Feature Reduction for the Classification of Bruise Damage to Apple Fruit Using a Contactless FT-NIR Spectroscopy with Machine Learning

Foods. 2023 Jan 3;12(1):210. doi: 10.3390/foods12010210.

Abstract

Spectroscopy data are useful for modelling biological systems such as predicting quality parameters of horticultural products. However, using the wide spectrum of wavelengths is not practical in a production setting. Such data are of high dimensional nature and they tend to result in complex models that are not easily understood. Furthermore, collinearity between different wavelengths dictates that some of the data variables are redundant and may even contribute noise. The use of variable selection methods is one efficient way to obtain an optimal model, andthis was the aim of this work. Taking advantage of a non-contact spectrometer, near infrared spectral data in the range of 800-2500 nm were used to classify bruise damage in three apple cultivars, namely 'Golden Delicious', 'Granny Smith' and 'Royal Gala'. Six prominent machine learning classification algorithms were employed, and two variable selection methods were used to determine the most relevant wavelengths for the problem of distinguishing between bruised and non-bruised fruit. The selected wavelengths clustered around 900 nm, 1300 nm, 1500 nm and 1900 nm. The best results were achieved using linear regression and support vector machine based on up to 40 wavelengths: these methods reached precision values in the range of 0.79-0.86, which were all comparable (within error bars) to a classifier based on the entire range of frequencies.

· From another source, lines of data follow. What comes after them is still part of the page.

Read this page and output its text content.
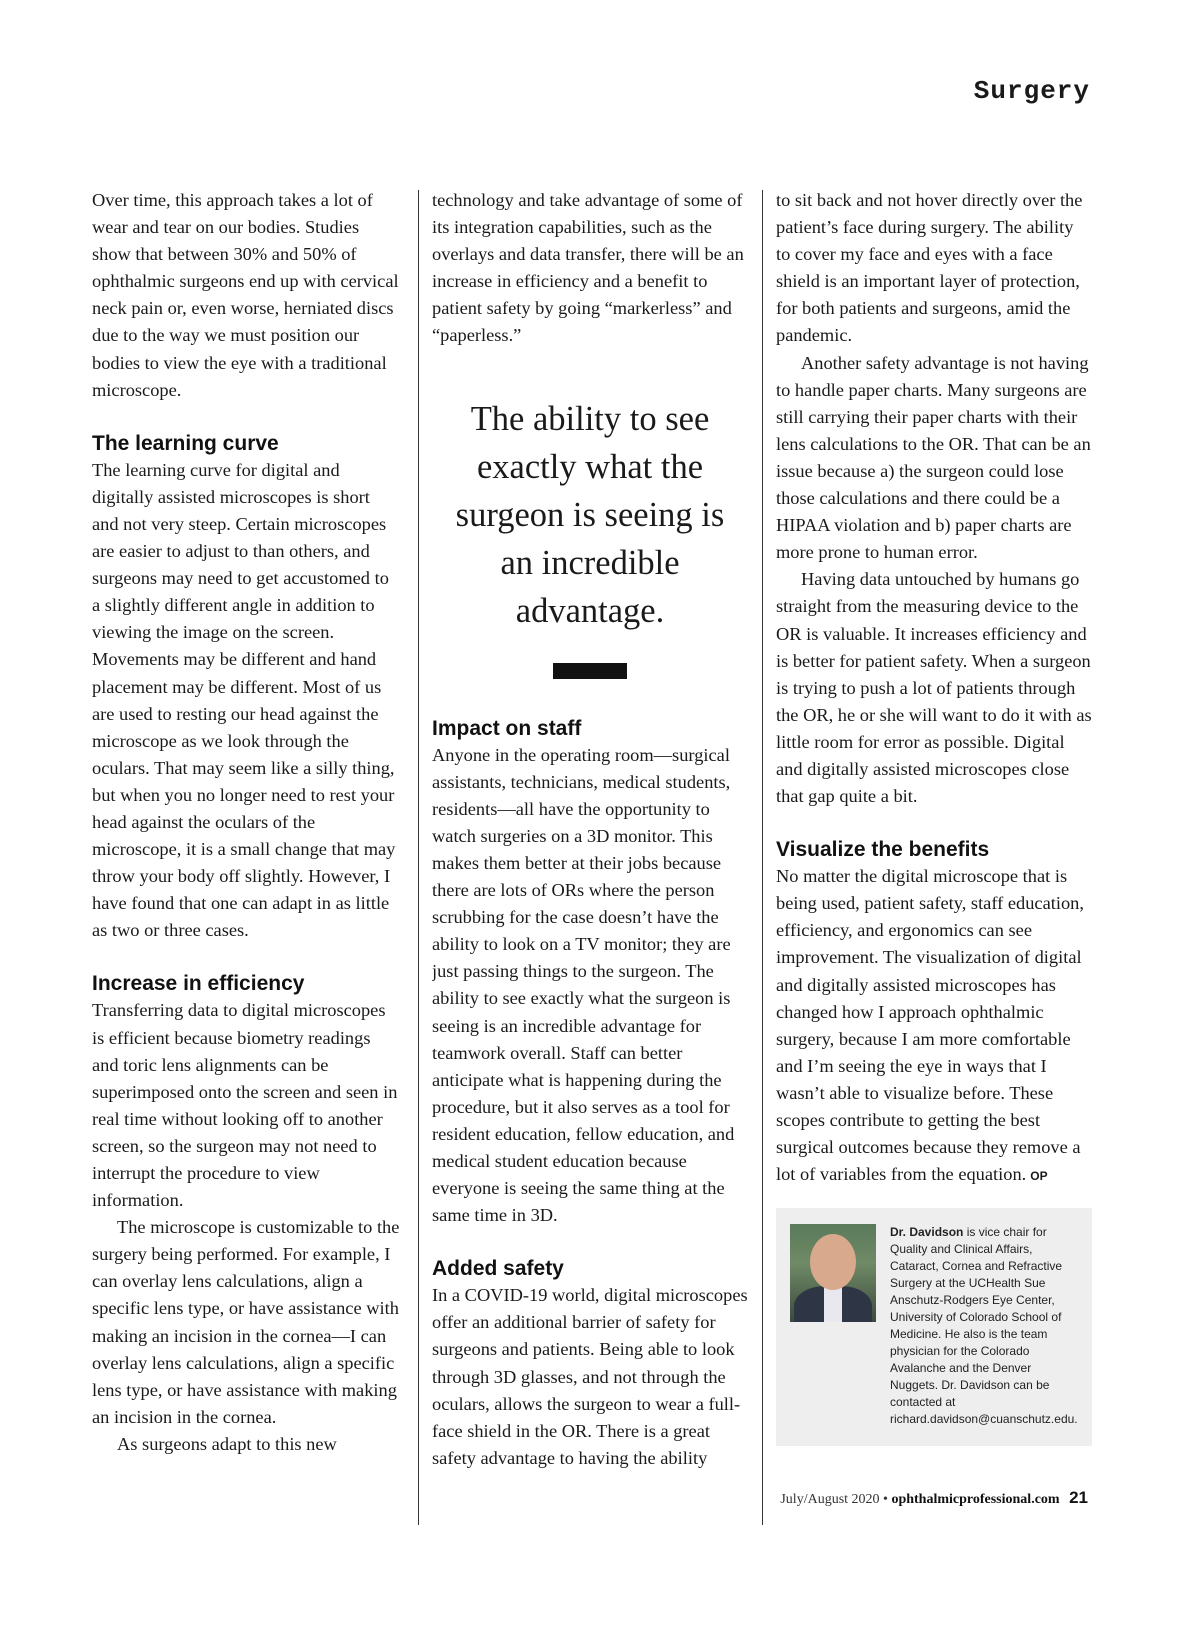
Surgery

Over time, this approach takes a lot of wear and tear on our bodies. Studies show that between 30% and 50% of ophthalmic surgeons end up with cervical neck pain or, even worse, herniated discs due to the way we must position our bodies to view the eye with a traditional microscope.

The learning curve

The learning curve for digital and digitally assisted microscopes is short and not very steep. Certain microscopes are easier to adjust to than others, and surgeons may need to get accustomed to a slightly different angle in addition to viewing the image on the screen. Movements may be different and hand placement may be different. Most of us are used to resting our head against the microscope as we look through the oculars. That may seem like a silly thing, but when you no longer need to rest your head against the oculars of the microscope, it is a small change that may throw your body off slightly. However, I have found that one can adapt in as little as two or three cases.

Increase in efficiency

Transferring data to digital microscopes is efficient because biometry readings and toric lens alignments can be superimposed onto the screen and seen in real time without looking off to another screen, so the surgeon may not need to interrupt the procedure to view information.

The microscope is customizable to the surgery being performed. For example, I can overlay lens calculations, align a specific lens type, or have assistance with making an incision in the cornea—I can overlay lens calculations, align a specific lens type, or have assistance with making an incision in the cornea.

As surgeons adapt to this new

technology and take advantage of some of its integration capabilities, such as the overlays and data transfer, there will be an increase in efficiency and a benefit to patient safety by going “markerless” and “paperless.”

The ability to see exactly what the surgeon is seeing is an incredible advantage.
Impact on staff

Anyone in the operating room—surgical assistants, technicians, medical students, residents—all have the opportunity to watch surgeries on a 3D monitor. This makes them better at their jobs because there are lots of ORs where the person scrubbing for the case doesn’t have the ability to look on a TV monitor; they are just passing things to the surgeon. The ability to see exactly what the surgeon is seeing is an incredible advantage for teamwork overall. Staff can better anticipate what is happening during the procedure, but it also serves as a tool for resident education, fellow education, and medical student education because everyone is seeing the same thing at the same time in 3D.

Added safety

In a COVID-19 world, digital microscopes offer an additional barrier of safety for surgeons and patients. Being able to look through 3D glasses, and not through the oculars, allows the surgeon to wear a full-face shield in the OR. There is a great safety advantage to having the ability

to sit back and not hover directly over the patient’s face during surgery. The ability to cover my face and eyes with a face shield is an important layer of protection, for both patients and surgeons, amid the pandemic.

Another safety advantage is not having to handle paper charts. Many surgeons are still carrying their paper charts with their lens calculations to the OR. That can be an issue because a) the surgeon could lose those calculations and there could be a HIPAA violation and b) paper charts are more prone to human error.

Having data untouched by humans go straight from the measuring device to the OR is valuable. It increases efficiency and is better for patient safety. When a surgeon is trying to push a lot of patients through the OR, he or she will want to do it with as little room for error as possible. Digital and digitally assisted microscopes close that gap quite a bit.

Visualize the benefits

No matter the digital microscope that is being used, patient safety, staff education, efficiency, and ergonomics can see improvement. The visualization of digital and digitally assisted microscopes has changed how I approach ophthalmic surgery, because I am more comfortable and I’m seeing the eye in ways that I wasn’t able to visualize before. These scopes contribute to getting the best surgical outcomes because they remove a lot of variables from the equation. OP

Dr. Davidson is vice chair for Quality and Clinical Affairs, Cataract, Cornea and Refractive Surgery at the UCHealth Sue Anschutz-Rodgers Eye Center, University of Colorado School of Medicine. He also is the team physician for the Colorado Avalanche and the Denver Nuggets. Dr. Davidson can be contacted at richard.davidson@cuanschutz.edu.
July/August 2020 • ophthalmicprofessional.com 21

The results also provided an open-source based framework that is useful towards the development of multi-spectral applications such as rapid grading of apples based on mechanical damage, and it can also be emulated and applied for other types of defects on fresh produce.

Keywords: apples; baseline; bruise damage; defect classification; feature reduction; machine learning; model optimisation; quality control; uncertainty quantification; variable selection.